I look at him, and I wish with all of my might that I could show him somehow that the cycle of violence has to stop; forgiveness has to begin. I listen to him recount the incredible abuse he and his brother and sister experienced in their child-hood and the senseless violence they commit now as a manifestation of the horrible experiences they have had growing up, and I just wish I could some how show him the radical truth that it just has to stop. Somehow, they have to forgive and end the cycle. It is so sad that this burden is played out by a set of 17 and 18 year old kids.

I try to pray for him nightly, as I do the other kids in this building.

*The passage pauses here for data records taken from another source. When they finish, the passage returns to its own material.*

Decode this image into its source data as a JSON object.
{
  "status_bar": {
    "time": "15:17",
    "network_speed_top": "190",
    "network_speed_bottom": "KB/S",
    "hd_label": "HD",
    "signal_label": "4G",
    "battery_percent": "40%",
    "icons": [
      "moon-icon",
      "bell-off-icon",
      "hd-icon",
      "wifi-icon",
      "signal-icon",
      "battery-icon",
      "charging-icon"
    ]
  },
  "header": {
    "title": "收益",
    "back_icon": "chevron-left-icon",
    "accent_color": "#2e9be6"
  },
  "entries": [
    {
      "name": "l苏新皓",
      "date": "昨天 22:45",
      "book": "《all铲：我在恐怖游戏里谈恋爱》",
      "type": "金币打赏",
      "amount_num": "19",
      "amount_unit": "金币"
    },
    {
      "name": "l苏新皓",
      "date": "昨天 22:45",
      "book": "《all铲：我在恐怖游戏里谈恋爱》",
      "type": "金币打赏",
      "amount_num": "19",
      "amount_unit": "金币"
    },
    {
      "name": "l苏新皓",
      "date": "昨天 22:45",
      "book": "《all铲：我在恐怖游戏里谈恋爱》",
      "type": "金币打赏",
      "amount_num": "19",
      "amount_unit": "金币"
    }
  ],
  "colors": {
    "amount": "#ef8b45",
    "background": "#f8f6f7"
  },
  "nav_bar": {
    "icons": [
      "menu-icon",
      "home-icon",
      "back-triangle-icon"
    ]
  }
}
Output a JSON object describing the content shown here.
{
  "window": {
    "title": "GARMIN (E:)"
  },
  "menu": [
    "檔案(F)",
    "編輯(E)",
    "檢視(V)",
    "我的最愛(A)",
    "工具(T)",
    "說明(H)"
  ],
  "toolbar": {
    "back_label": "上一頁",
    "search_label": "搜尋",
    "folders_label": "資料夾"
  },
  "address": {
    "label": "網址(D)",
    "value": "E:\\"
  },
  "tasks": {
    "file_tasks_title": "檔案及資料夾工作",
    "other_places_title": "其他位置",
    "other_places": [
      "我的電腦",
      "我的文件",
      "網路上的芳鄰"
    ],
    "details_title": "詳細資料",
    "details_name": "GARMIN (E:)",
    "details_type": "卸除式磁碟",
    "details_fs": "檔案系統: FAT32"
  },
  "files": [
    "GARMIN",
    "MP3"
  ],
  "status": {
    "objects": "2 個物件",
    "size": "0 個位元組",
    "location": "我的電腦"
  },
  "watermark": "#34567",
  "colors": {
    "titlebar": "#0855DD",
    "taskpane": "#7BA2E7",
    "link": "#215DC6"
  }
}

I hope to be honest and available with them in my work; sincere in my efforts to support them with what little resources I have. I don’t think it’s enough, but I hope that the combined efforts of time can help move us closer to healing. Maybe it won’t and healing for all will never be a truth. Maybe the best we will get is a few years, months maybe, of stable living. This kid is such a hard and dedicated worker when he can keep thing stable, yet he is so tragically doomed to a sad inevitable cycle of fear.

As a teacher, my greatest aspiration is to give kids something to aspire to that is more than a life of perpetual fear. Fear of violence; fear of reprisal; fear of loosing friends and loved ones; fear of no control over ones life. Heck, even prison isn’t even much of a concern given the meaningless freedoms experienced in the world.

If there is any one lesson I could give him, it would be whatever lesson it takes to give him hope and a sense of safety. The noblest goal I could have as a teacher would be to give these kids enough knowledge so that they could see a way out of the dead end they are racing towards. If the way they have been treated leaves entitles them to feel every bit as angry as they do, then I seek to these teach these children how to walk along the path of forgiveness.